Share of investor buyers: 10%
Median list price: $250,000
Median rent: $1,035
Louisville is one of the fastest-growing cities in the state, according to the Kentucky League of Cities. It’s expected to grow more as the city has announced billions of dollars in new development since 2014. All those people coming in will need places to live—pitting homebuyers against investors.
Top employers in the area include UPS, which has a major hub in Louisville, two Ford Motor plants, and health insurance company Humana, headquartered here. About 40% of the city is made up of renters, according to the website RENTCafe,
Buyers and investors can find many fixer-uppers—if they’re willing to contribute some elbow grease. This two-bedroom, one-bathroom house for $69,900 is marketed as an “investor special” as it’s in need of serious work.
Share of investor buyers: 10%
Median list price: $430,000
Median rent: $1,548
Vegas was one of the hardest-hit cities when the housing bubble burst more than a decade ago, but home prices have rebounded significantly since then. Now investors are back on the prowl for homes, something that makes longtime real estate professionals in the area take pause.

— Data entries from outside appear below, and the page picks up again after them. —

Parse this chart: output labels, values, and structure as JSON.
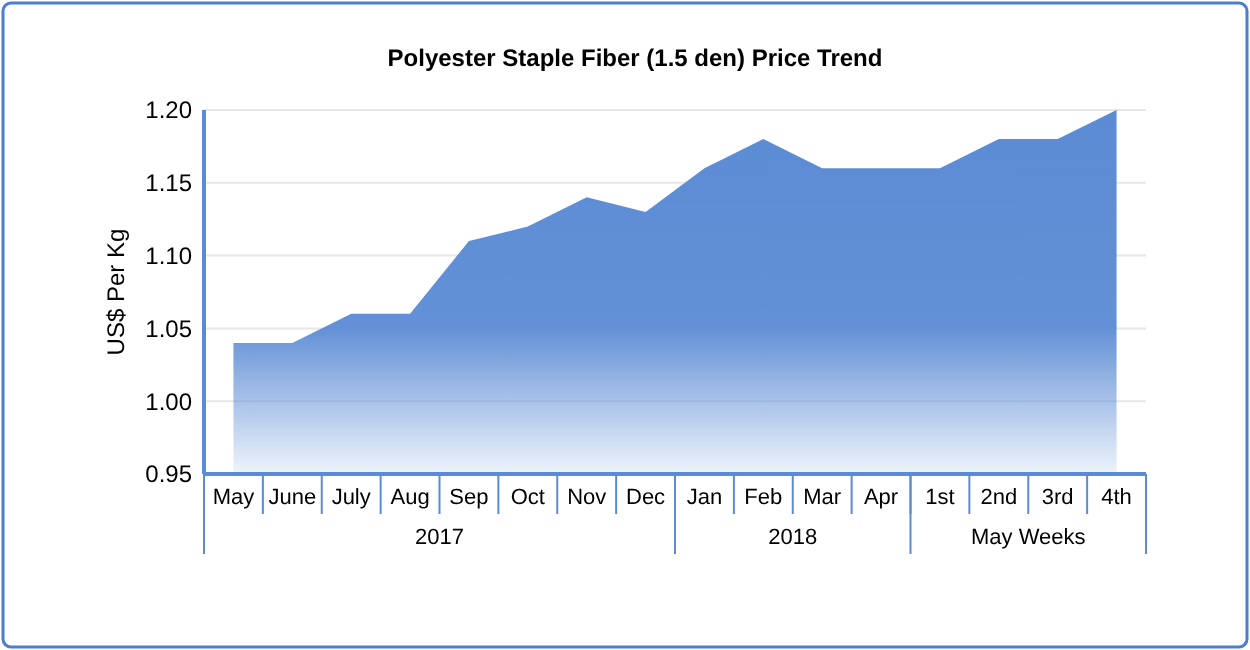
{
  "chart_data": {
    "type": "area",
    "title": "Polyester Staple Fiber (1.5 den) Price Trend",
    "ylabel": "US$ Per Kg",
    "categories": [
      "May",
      "June",
      "July",
      "Aug",
      "Sep",
      "Oct",
      "Nov",
      "Dec",
      "Jan",
      "Feb",
      "Mar",
      "Apr",
      "1st",
      "2nd",
      "3rd",
      "4th"
    ],
    "values": [
      1.04,
      1.04,
      1.06,
      1.06,
      1.11,
      1.12,
      1.14,
      1.13,
      1.16,
      1.18,
      1.16,
      1.16,
      1.16,
      1.18,
      1.18,
      1.2
    ],
    "color": "#5b8bd4",
    "ylim": [
      0.95,
      1.2
    ],
    "yticks": [
      {
        "value": 0.95,
        "label": "0.95"
      },
      {
        "value": 1.0,
        "label": "1.00"
      },
      {
        "value": 1.05,
        "label": "1.05"
      },
      {
        "value": 1.1,
        "label": "1.10"
      },
      {
        "value": 1.15,
        "label": "1.15"
      },
      {
        "value": 1.2,
        "label": "1.20"
      }
    ],
    "grid": "y",
    "annotations": [
      "2017",
      "2018",
      "May Weeks"
    ]
  }
}
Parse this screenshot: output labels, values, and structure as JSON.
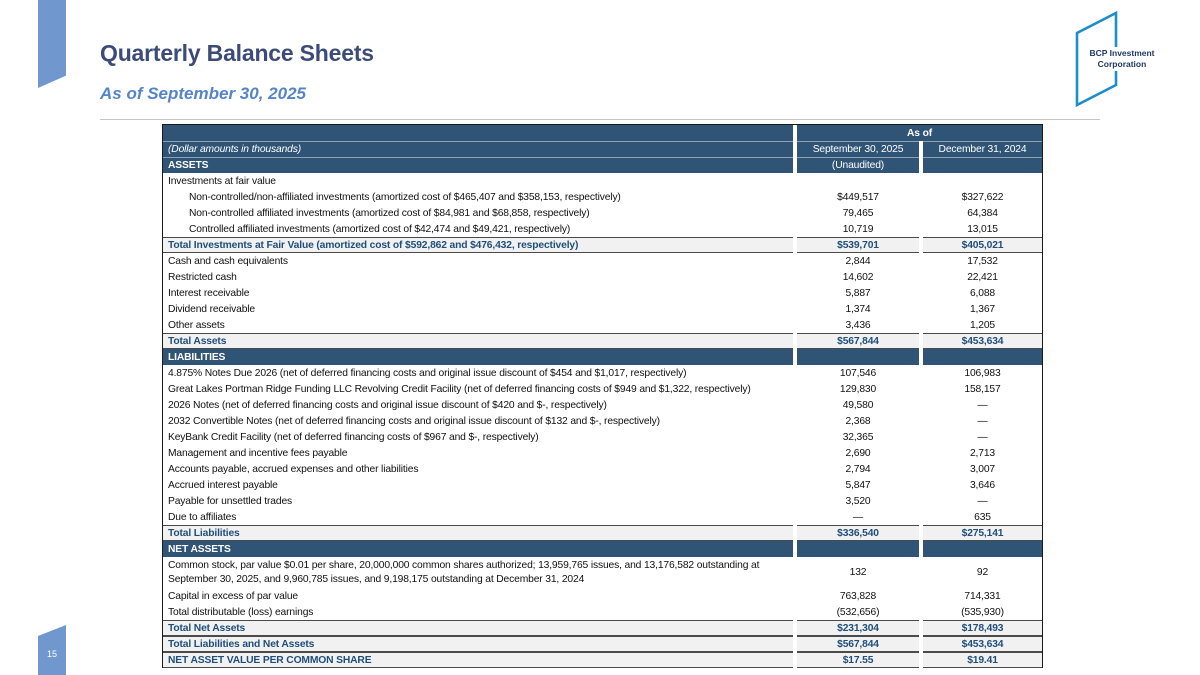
{
  "page": {
    "title": "Quarterly Balance Sheets",
    "subtitle": "As of September 30, 2025",
    "page_number": "15",
    "logo_line1": "BCP Investment",
    "logo_line2": "Corporation"
  },
  "colors": {
    "navy_header": "#305476",
    "total_text": "#1F4E79",
    "total_bg": "#F1F1F1",
    "ribbon_blue": "#7098CE",
    "title_color": "#3C4B78",
    "subtitle_color": "#5585C6",
    "logo_stroke": "#1B8ECB",
    "logo_text_color": "#203864"
  },
  "table": {
    "header": {
      "as_of": "As of",
      "note": "(Dollar amounts in thousands)",
      "col_sep": "September 30, 2025",
      "col_dec": "December 31, 2024",
      "col_sep_sub": "(Unaudited)",
      "assets_label": "ASSETS"
    },
    "rows": [
      {
        "type": "plain",
        "indent": false,
        "label": "Investments at fair value",
        "v1": "",
        "v2": ""
      },
      {
        "type": "plain",
        "indent": true,
        "label": "Non-controlled/non-affiliated investments (amortized cost of $465,407 and $358,153, respectively)",
        "v1": "$449,517",
        "v2": "$327,622"
      },
      {
        "type": "plain",
        "indent": true,
        "label": "Non-controlled affiliated investments (amortized cost of $84,981 and $68,858, respectively)",
        "v1": "79,465",
        "v2": "64,384"
      },
      {
        "type": "plain",
        "indent": true,
        "label": "Controlled affiliated investments (amortized cost of $42,474 and $49,421, respectively)",
        "v1": "10,719",
        "v2": "13,015"
      },
      {
        "type": "total",
        "indent": false,
        "label": "Total Investments at Fair Value (amortized cost of $592,862 and $476,432, respectively)",
        "v1": "$539,701",
        "v2": "$405,021"
      },
      {
        "type": "plain",
        "indent": false,
        "label": "Cash and cash equivalents",
        "v1": "2,844",
        "v2": "17,532"
      },
      {
        "type": "plain",
        "indent": false,
        "label": "Restricted cash",
        "v1": "14,602",
        "v2": "22,421"
      },
      {
        "type": "plain",
        "indent": false,
        "label": "Interest receivable",
        "v1": "5,887",
        "v2": "6,088"
      },
      {
        "type": "plain",
        "indent": false,
        "label": "Dividend receivable",
        "v1": "1,374",
        "v2": "1,367"
      },
      {
        "type": "plain",
        "indent": false,
        "label": "Other assets",
        "v1": "3,436",
        "v2": "1,205"
      },
      {
        "type": "total",
        "indent": false,
        "label": "Total Assets",
        "v1": "$567,844",
        "v2": "$453,634"
      },
      {
        "type": "section",
        "indent": false,
        "label": "LIABILITIES",
        "v1": "",
        "v2": ""
      },
      {
        "type": "plain",
        "indent": false,
        "label": "4.875% Notes Due 2026 (net of deferred financing costs and original issue discount of $454 and $1,017, respectively)",
        "v1": "107,546",
        "v2": "106,983"
      },
      {
        "type": "plain",
        "indent": false,
        "label": "Great Lakes Portman Ridge Funding LLC Revolving Credit Facility (net of deferred financing costs of $949 and $1,322, respectively)",
        "v1": "129,830",
        "v2": "158,157"
      },
      {
        "type": "plain",
        "indent": false,
        "label": "2026 Notes (net of deferred financing costs and original issue discount of $420 and $-, respectively)",
        "v1": "49,580",
        "v2": "—"
      },
      {
        "type": "plain",
        "indent": false,
        "label": "2032 Convertible Notes (net of deferred financing costs and original issue discount of $132 and $-, respectively)",
        "v1": "2,368",
        "v2": "—"
      },
      {
        "type": "plain",
        "indent": false,
        "label": "KeyBank Credit Facility (net of deferred financing costs of $967 and $-, respectively)",
        "v1": "32,365",
        "v2": "—"
      },
      {
        "type": "plain",
        "indent": false,
        "label": "Management and incentive fees payable",
        "v1": "2,690",
        "v2": "2,713"
      },
      {
        "type": "plain",
        "indent": false,
        "label": "Accounts payable, accrued expenses and other liabilities",
        "v1": "2,794",
        "v2": "3,007"
      },
      {
        "type": "plain",
        "indent": false,
        "label": "Accrued interest payable",
        "v1": "5,847",
        "v2": "3,646"
      },
      {
        "type": "plain",
        "indent": false,
        "label": "Payable for unsettled trades",
        "v1": "3,520",
        "v2": "—"
      },
      {
        "type": "plain",
        "indent": false,
        "label": "Due to affiliates",
        "v1": "—",
        "v2": "635"
      },
      {
        "type": "total",
        "indent": false,
        "label": "Total Liabilities",
        "v1": "$336,540",
        "v2": "$275,141"
      },
      {
        "type": "section",
        "indent": false,
        "label": "NET ASSETS",
        "v1": "",
        "v2": ""
      },
      {
        "type": "twoline",
        "indent": false,
        "label": "Common stock, par value $0.01 per share, 20,000,000 common shares authorized; 13,959,765 issues, and 13,176,582 outstanding at September 30, 2025, and 9,960,785 issues, and 9,198,175 outstanding at December 31, 2024",
        "v1": "132",
        "v2": "92"
      },
      {
        "type": "plain",
        "indent": false,
        "label": "Capital in excess of par value",
        "v1": "763,828",
        "v2": "714,331"
      },
      {
        "type": "plain",
        "indent": false,
        "label": "Total distributable (loss) earnings",
        "v1": "(532,656)",
        "v2": "(535,930)"
      },
      {
        "type": "total",
        "indent": false,
        "label": "Total Net Assets",
        "v1": "$231,304",
        "v2": "$178,493"
      },
      {
        "type": "total",
        "indent": false,
        "label": "Total Liabilities and Net Assets",
        "v1": "$567,844",
        "v2": "$453,634"
      },
      {
        "type": "total",
        "indent": false,
        "label": "NET ASSET VALUE PER COMMON SHARE",
        "v1": "$17.55",
        "v2": "$19.41"
      }
    ]
  }
}
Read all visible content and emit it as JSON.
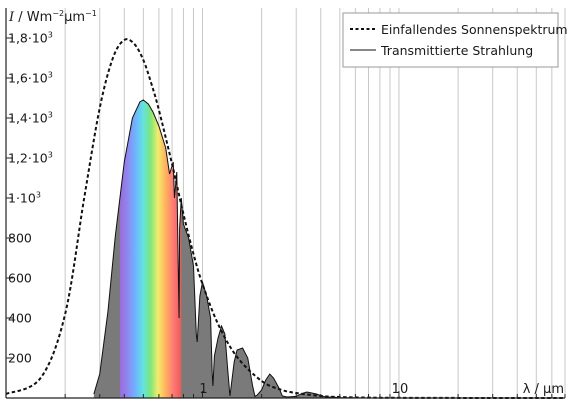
{
  "chart_data": {
    "type": "area",
    "x_scale": "log",
    "xlim": [
      0.1,
      70
    ],
    "ylim": [
      0,
      1950
    ],
    "grid": "vertical",
    "y_title_sym": "I",
    "y_title_unit": "/ Wm",
    "y_title_sup": "−2",
    "y_title_unit2": "µm",
    "y_title_sup2": "−1",
    "x_label_text": "λ / µm",
    "x_ticks": [
      {
        "value": 1,
        "label": "1"
      },
      {
        "value": 10,
        "label": "10"
      }
    ],
    "y_ticks": [
      {
        "value": 200,
        "label": "200",
        "sup": ""
      },
      {
        "value": 400,
        "label": "400",
        "sup": ""
      },
      {
        "value": 600,
        "label": "600",
        "sup": ""
      },
      {
        "value": 800,
        "label": "800",
        "sup": ""
      },
      {
        "value": 1000,
        "label": "1·10",
        "sup": "3"
      },
      {
        "value": 1200,
        "label": "1,2·10",
        "sup": "3"
      },
      {
        "value": 1400,
        "label": "1,4·10",
        "sup": "3"
      },
      {
        "value": 1600,
        "label": "1,6·10",
        "sup": "3"
      },
      {
        "value": 1800,
        "label": "1,8·10",
        "sup": "3"
      }
    ],
    "legend_position": "top-right",
    "series": [
      {
        "name": "Einfallendes Sonnenspektrum",
        "style": "dashed",
        "color": "#111111",
        "x": [
          0.1,
          0.15,
          0.2,
          0.25,
          0.3,
          0.35,
          0.4,
          0.45,
          0.5,
          0.55,
          0.6,
          0.7,
          0.8,
          0.9,
          1.0,
          1.2,
          1.5,
          2,
          2.5,
          3,
          4,
          5,
          7,
          10,
          20,
          70
        ],
        "y": [
          20,
          100,
          420,
          1000,
          1450,
          1700,
          1790,
          1770,
          1690,
          1570,
          1440,
          1170,
          920,
          720,
          570,
          370,
          205,
          85,
          42,
          25,
          10,
          5,
          2,
          1,
          0.3,
          0
        ]
      },
      {
        "name": "Transmittierte Strahlung",
        "style": "solid",
        "color": "#111111",
        "fill": "#7a7a7a",
        "x": [
          0.28,
          0.3,
          0.33,
          0.36,
          0.4,
          0.44,
          0.48,
          0.5,
          0.53,
          0.56,
          0.6,
          0.65,
          0.68,
          0.71,
          0.72,
          0.74,
          0.76,
          0.765,
          0.78,
          0.8,
          0.85,
          0.9,
          0.93,
          0.94,
          0.97,
          1.0,
          1.05,
          1.1,
          1.12,
          1.13,
          1.15,
          1.2,
          1.25,
          1.3,
          1.35,
          1.38,
          1.4,
          1.45,
          1.5,
          1.6,
          1.7,
          1.8,
          1.85,
          1.9,
          2.0,
          2.1,
          2.2,
          2.3,
          2.45,
          2.55,
          2.7,
          3.0,
          3.2,
          3.4,
          3.6,
          3.8,
          4.1,
          4.3,
          4.5,
          5.0,
          5.5,
          7.0
        ],
        "y": [
          20,
          120,
          430,
          810,
          1180,
          1400,
          1480,
          1490,
          1470,
          1430,
          1360,
          1250,
          1120,
          1180,
          1000,
          1130,
          400,
          850,
          1000,
          870,
          800,
          660,
          320,
          280,
          510,
          580,
          510,
          400,
          130,
          60,
          210,
          300,
          360,
          320,
          120,
          10,
          60,
          180,
          240,
          250,
          200,
          60,
          8,
          15,
          40,
          90,
          120,
          100,
          50,
          10,
          5,
          8,
          22,
          30,
          25,
          20,
          9,
          3,
          5,
          2,
          1,
          0
        ]
      }
    ],
    "spectrum_band": [
      0.38,
      0.78
    ]
  }
}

Bryan Kyle, a real estate agent and property manager at First Serve Realty in Las Vegas, says he sold several homes to large, real estate investment firms over the past few months. Unlike before the recession, when investors tried to get the best deals, buyers these days are paying up for homes they’ve never seen.
“They used to try to come in lower and negotiate, now they just buy the homes as is and they’re paying top dollar,” Kyle says.
Clare Trapasso contributed to this report.